A copy of Army Times sits in the living room. A photocopied paper holds shots from a reunion; a past commander, and older men walking along; “Veterans march,” the caption reads, “some in wheelchairs, but they keep marching.”
Leonard has Washington shots, too; of him beside the Korean War Memorial, of him pointing to a panel at the Vietnam War Memorial and of him by the headstone for his brother Eugene (and Eugene’s son Frank) at Arlington National Cemetery.
Leonard will be buried at Arlington someday. He’s earned it.
“it’s not a very easy road to follow,” he says of the service. “You have to give up a lot of things.” He spent 11 of his 22 years overseas.
“You spend a lot of your life, right there, protecting your country,” he says.
“you give your best.”
And in Army, Navy, Air Force, Marines he did his job.

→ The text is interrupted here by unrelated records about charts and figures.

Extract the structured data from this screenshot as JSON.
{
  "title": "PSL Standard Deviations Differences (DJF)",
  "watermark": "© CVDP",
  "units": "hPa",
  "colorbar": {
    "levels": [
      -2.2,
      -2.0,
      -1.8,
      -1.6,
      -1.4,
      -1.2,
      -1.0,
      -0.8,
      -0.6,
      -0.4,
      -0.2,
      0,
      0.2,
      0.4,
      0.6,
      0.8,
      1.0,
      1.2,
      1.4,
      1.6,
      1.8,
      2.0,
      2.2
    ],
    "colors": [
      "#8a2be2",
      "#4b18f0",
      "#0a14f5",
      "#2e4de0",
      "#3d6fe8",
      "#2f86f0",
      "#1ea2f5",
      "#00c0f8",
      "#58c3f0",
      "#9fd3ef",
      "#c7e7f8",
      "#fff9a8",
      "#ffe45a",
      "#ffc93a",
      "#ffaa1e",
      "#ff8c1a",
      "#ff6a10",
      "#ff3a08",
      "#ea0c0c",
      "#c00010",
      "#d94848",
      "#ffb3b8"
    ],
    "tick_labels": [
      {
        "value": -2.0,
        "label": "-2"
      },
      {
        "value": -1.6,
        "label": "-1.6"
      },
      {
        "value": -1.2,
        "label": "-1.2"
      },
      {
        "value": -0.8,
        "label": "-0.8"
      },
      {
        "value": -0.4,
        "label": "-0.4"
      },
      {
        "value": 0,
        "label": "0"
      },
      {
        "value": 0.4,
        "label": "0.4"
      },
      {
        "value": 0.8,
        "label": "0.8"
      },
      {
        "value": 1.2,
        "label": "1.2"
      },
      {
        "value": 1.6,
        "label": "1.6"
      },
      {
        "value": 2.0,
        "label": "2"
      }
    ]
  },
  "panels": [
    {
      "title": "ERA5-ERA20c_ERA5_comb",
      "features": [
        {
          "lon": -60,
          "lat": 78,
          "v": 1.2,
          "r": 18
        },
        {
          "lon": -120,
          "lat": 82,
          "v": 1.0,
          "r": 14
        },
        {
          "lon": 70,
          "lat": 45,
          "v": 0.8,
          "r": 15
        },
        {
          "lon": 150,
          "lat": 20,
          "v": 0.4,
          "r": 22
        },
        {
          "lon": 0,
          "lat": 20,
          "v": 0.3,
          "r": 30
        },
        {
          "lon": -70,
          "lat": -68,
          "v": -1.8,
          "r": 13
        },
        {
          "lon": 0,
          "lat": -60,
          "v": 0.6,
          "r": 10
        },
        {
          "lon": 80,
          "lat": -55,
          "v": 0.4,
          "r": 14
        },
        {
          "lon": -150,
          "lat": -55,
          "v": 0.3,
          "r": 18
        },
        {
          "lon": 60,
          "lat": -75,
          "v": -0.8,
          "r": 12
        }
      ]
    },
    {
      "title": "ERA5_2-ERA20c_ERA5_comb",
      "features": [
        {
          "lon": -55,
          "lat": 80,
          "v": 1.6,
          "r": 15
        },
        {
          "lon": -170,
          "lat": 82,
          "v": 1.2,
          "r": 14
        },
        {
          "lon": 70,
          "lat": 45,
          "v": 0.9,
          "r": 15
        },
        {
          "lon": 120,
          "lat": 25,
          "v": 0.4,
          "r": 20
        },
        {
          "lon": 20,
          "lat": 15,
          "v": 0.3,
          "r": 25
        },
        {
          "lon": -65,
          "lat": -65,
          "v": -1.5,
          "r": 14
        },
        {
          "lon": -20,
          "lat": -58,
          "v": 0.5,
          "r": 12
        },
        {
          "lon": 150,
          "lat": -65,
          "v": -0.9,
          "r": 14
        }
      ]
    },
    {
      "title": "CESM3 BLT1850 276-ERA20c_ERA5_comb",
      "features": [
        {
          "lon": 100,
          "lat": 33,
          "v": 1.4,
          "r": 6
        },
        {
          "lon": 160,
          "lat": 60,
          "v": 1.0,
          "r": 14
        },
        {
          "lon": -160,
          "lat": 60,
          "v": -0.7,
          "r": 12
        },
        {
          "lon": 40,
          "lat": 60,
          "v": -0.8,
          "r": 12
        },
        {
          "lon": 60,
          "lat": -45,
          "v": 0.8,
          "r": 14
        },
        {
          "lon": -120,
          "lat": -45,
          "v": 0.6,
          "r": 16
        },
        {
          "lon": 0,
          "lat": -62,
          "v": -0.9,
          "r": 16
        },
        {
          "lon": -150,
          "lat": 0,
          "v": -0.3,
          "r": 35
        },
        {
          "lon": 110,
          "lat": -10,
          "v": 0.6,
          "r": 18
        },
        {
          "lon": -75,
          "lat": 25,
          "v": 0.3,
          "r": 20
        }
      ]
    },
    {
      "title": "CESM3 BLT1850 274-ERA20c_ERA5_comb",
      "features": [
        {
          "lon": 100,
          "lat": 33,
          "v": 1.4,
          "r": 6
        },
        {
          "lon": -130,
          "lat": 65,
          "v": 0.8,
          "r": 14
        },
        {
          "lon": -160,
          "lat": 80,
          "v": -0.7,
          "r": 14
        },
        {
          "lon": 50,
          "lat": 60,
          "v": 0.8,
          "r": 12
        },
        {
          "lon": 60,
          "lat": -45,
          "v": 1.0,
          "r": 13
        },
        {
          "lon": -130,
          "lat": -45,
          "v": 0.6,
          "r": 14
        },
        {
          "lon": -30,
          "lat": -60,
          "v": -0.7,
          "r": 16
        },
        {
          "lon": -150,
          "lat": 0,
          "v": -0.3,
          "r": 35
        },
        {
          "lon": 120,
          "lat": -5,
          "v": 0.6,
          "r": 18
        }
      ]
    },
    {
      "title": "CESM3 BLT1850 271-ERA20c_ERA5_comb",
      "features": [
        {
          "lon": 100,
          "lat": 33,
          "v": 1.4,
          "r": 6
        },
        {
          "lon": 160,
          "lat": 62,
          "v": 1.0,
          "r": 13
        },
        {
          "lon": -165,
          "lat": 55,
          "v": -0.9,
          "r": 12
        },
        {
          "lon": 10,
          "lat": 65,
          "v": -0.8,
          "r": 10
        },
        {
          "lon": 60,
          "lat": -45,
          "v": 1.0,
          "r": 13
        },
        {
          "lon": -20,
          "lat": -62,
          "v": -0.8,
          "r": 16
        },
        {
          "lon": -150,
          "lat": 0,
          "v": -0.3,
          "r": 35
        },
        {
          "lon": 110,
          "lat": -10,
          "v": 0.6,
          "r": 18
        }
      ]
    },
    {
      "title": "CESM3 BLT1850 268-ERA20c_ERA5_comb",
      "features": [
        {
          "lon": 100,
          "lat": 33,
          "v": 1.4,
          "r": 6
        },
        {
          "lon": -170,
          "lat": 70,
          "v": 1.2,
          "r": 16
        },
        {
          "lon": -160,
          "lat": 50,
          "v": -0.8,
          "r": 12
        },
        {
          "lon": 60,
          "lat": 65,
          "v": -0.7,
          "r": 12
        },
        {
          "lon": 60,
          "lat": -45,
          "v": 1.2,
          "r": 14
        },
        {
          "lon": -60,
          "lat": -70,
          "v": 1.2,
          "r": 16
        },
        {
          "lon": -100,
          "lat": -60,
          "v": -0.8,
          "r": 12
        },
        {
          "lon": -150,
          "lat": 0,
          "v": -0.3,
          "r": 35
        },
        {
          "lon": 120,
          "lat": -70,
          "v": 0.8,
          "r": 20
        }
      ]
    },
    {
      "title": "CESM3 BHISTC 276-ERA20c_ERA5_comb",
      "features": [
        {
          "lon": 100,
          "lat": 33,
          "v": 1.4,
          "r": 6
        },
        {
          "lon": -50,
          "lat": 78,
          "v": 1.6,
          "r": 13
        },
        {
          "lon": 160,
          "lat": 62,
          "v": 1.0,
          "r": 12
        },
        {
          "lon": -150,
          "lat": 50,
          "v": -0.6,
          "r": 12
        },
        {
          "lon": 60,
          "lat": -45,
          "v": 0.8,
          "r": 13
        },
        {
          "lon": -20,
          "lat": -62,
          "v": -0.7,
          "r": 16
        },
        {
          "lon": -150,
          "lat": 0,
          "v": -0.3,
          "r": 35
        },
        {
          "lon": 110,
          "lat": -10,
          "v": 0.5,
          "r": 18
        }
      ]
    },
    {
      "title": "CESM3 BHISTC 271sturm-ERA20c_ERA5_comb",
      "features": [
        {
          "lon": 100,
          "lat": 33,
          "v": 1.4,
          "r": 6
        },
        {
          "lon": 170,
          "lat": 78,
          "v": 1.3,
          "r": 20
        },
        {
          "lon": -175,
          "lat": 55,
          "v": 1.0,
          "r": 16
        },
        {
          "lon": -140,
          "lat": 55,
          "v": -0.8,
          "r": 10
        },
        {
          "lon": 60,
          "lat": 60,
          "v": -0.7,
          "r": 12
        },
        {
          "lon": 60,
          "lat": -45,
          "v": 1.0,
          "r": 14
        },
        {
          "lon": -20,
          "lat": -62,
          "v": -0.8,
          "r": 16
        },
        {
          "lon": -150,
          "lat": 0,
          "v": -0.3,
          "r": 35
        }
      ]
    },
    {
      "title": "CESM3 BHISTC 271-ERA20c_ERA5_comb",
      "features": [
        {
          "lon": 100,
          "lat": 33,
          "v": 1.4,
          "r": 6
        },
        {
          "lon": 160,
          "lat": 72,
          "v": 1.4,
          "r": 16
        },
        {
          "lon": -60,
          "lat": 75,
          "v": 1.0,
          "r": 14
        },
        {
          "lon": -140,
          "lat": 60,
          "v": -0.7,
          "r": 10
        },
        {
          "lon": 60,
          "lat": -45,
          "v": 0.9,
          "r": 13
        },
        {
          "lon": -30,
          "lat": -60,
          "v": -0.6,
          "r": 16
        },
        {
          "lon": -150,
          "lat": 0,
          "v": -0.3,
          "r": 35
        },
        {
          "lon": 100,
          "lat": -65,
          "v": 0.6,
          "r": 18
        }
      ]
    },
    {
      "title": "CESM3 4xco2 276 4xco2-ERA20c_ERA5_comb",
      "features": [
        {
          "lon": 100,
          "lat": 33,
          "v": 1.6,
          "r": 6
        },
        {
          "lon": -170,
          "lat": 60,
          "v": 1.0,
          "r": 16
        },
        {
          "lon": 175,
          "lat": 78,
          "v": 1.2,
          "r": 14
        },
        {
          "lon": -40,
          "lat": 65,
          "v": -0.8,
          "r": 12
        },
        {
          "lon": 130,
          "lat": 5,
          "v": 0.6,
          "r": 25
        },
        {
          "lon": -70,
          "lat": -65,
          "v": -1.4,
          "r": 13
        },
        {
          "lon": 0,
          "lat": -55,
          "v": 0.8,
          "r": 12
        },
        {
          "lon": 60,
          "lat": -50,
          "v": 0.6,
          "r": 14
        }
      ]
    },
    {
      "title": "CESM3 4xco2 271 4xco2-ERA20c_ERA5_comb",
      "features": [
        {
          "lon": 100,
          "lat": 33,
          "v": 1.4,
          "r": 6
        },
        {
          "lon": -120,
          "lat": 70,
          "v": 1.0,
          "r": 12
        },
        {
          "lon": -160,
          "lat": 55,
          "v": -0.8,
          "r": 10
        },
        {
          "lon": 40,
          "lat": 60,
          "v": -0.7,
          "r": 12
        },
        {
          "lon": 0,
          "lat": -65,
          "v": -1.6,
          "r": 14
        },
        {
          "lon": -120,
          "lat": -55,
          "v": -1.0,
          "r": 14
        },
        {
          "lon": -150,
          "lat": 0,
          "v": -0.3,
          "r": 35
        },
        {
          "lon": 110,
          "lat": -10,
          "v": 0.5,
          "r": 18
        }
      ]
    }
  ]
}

Paul Pastusic, Mildred, spent four years in the U.S. Army and three years in the Reserve.
He was a combat infantryman in the Big Red One, the 1st Infantry Division with the rank of sergeant.
He served in Algeria, French Morocco, Tunisia, Sicily, Normandy, Northern France, Rhineland, Ardennes, Apennines, and Central Europe.
He received the following medals: Bronze Star, Good Conduct, Distinguished Unit Badge; European African Middle Eastern Service Medal with eight Bronze Starts and one Bronze Arrowhead.
Pastusic says, "There were only nine men left from our original company that returned home."
After discharge, he operated coalmines. He and his wife, Emma, ahd three children: A son, Peter "Corkey" deceased; and two daughters, Toni, deceased; and Kathy.